At a remote meeting of the Association of Professional Engineers and Geoscientists of Saskatchewan (APEGS) on March 24, the association’s Academic Review Committee voted that the USask Bachelor of Science Four-Year and Bachelor of Science Honours programs in hydrology meet Canadian knowledge standards in environmental geoscience.
The certification means that students graduating from the undergraduate hydrology program will be eligible for professional registration as geoscientists-in-training—the first step to becoming a professional geoscientist in Saskatchewan.
“Employers are looking for this eligibility because it reflects on the quality of their workforce. This will ease our students’ path into employment,” said Dr. Alec Aitken (PhD), a professional geoscientist and head of the Department of Geography and Planning, who presented the hydrology program to the APEGS committee.
Based in the College of Arts and Science’s Department of Geography and Planning, the BSc degrees in hydrology are a new program that will train students to address issues of water security.
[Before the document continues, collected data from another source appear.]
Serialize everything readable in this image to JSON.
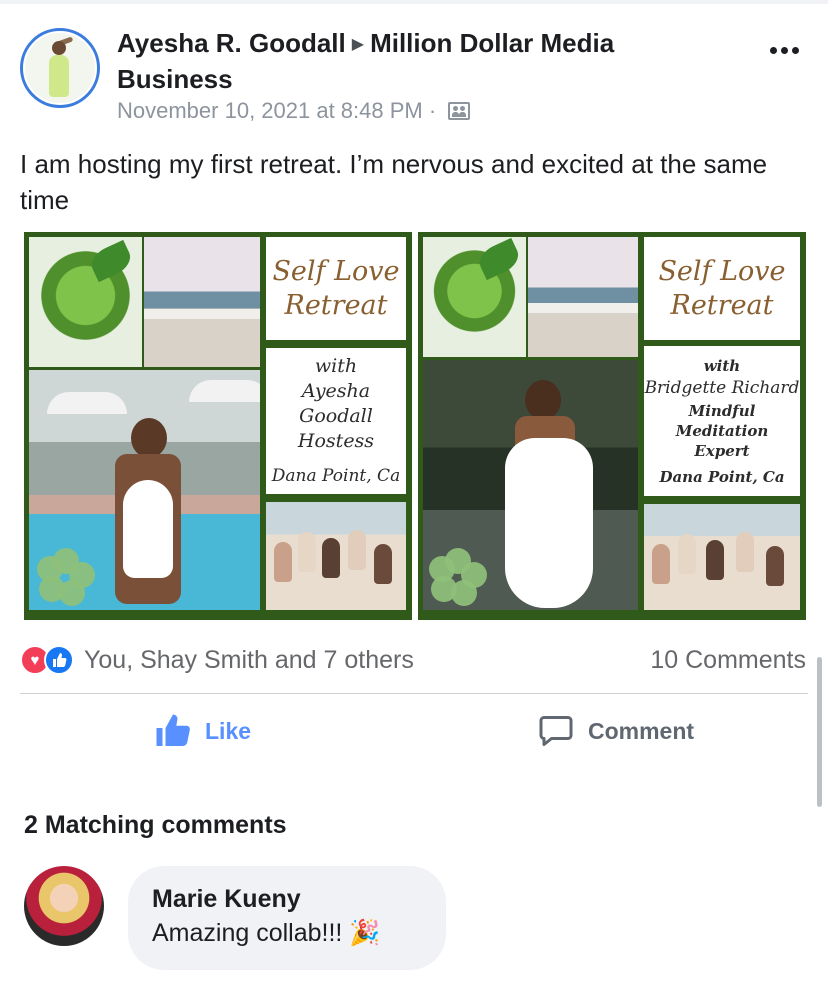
{
  "post": {
    "author_name": "Ayesha R. Goodall",
    "group_name": "Million Dollar Media Business",
    "timestamp": "November 10, 2021 at 8:48 PM",
    "separator": "·",
    "audience_icon": "friends-icon",
    "text": "I am hosting my first retreat. I’m nervous and excited at the same time"
  },
  "flyers": [
    {
      "title_line1": "Self Love",
      "title_line2": "Retreat",
      "with_label": "with",
      "host_name": "Ayesha Goodall",
      "role": "Hostess",
      "location": "Dana Point, Ca"
    },
    {
      "title_line1": "Self Love",
      "title_line2": "Retreat",
      "with_label": "with",
      "host_name": "Bridgette Richard",
      "role_line1": "Mindful Meditation",
      "role_line2": "Expert",
      "location": "Dana Point, Ca"
    }
  ],
  "reactions": {
    "icons": [
      "love-icon",
      "like-icon"
    ],
    "summary": "You, Shay Smith and 7 others",
    "comments_count": "10 Comments"
  },
  "actions": {
    "like_label": "Like",
    "comment_label": "Comment"
  },
  "comments_section": {
    "heading": "2 Matching comments",
    "comments": [
      {
        "author": "Marie Kueny",
        "text": "Amazing collab!!! 🎉"
      }
    ]
  },
  "colors": {
    "like_blue": "#5890ff",
    "love_red": "#f33e58",
    "frame_green": "#2f5a1a",
    "muted_text": "#65676b"
  }
}
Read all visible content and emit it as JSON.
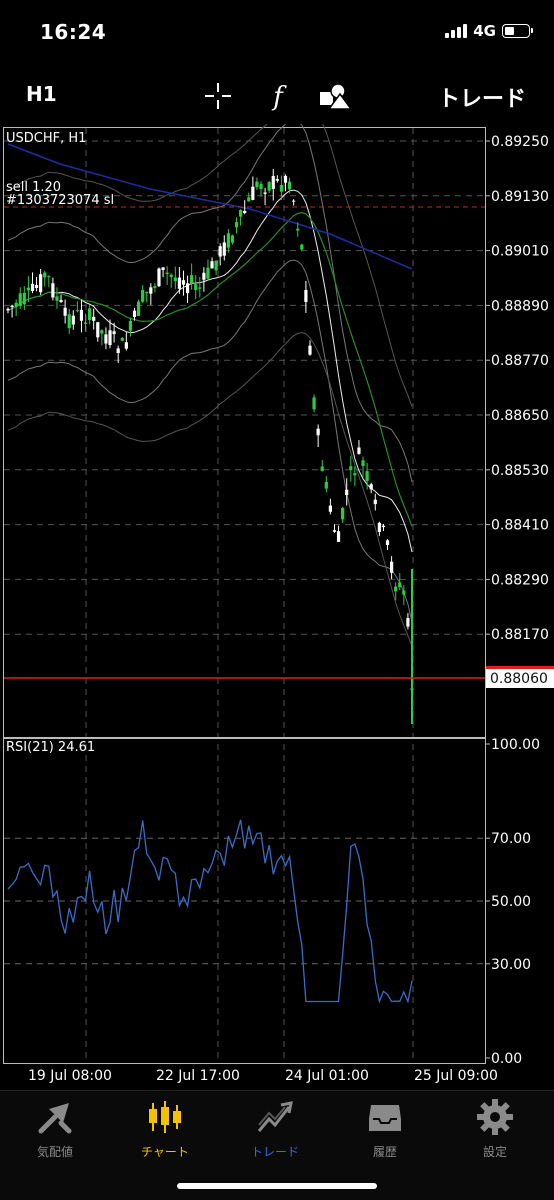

The college will begin accepting students into the hydrology program in May 2020.
“Water resources are everything for us, no matter where we are,” said Aitken. “They are vital for everything we do: for our own subsistence, for industry, agriculture, manufacturing, regulating the world’s climate. Having students who are trained in monitoring aspects of the hydrologic cycle is critically important.”
Dr. John Pomeroy (PhD), distinguished professor in the Department of Geography and Planning and director of the USask Centre for Hydrology, said the recognition by APEGS is a “great stamp of approval” and will help students “join government and industry to solve the water security problems that the world faces in an unprecedented water and climate crisis. Hydrology has never been more relevant towards solving the major problems of, and creating new opportunities for, our Western Canadian society.”
After registering as geoscientists-in-training with APEGS and gaining four years of supervised work experience, USask hydrology graduates will be eligible to apply to become professional geoscientists. Geoscientists licensed in Saskatchewan can register to practice in other Canadian provinces and territories.
Aitken anticipates that USask hydrology graduates will be in high demand among employers such as environmental consulting firms and government water agencies.
“Emerging water problems under climate change scenarios are going to create increasing demand for people who can understand, assess and predict access to water resources, both in terms of quantity and quality. We need more of these practitioners in our economy,” Aitken said.
Graduates from several other programs in the College of Arts and Science are also eligible to register as geoscientists-in-training. These include geology, geophysics, environmental Earth sciences and environmental geoscience.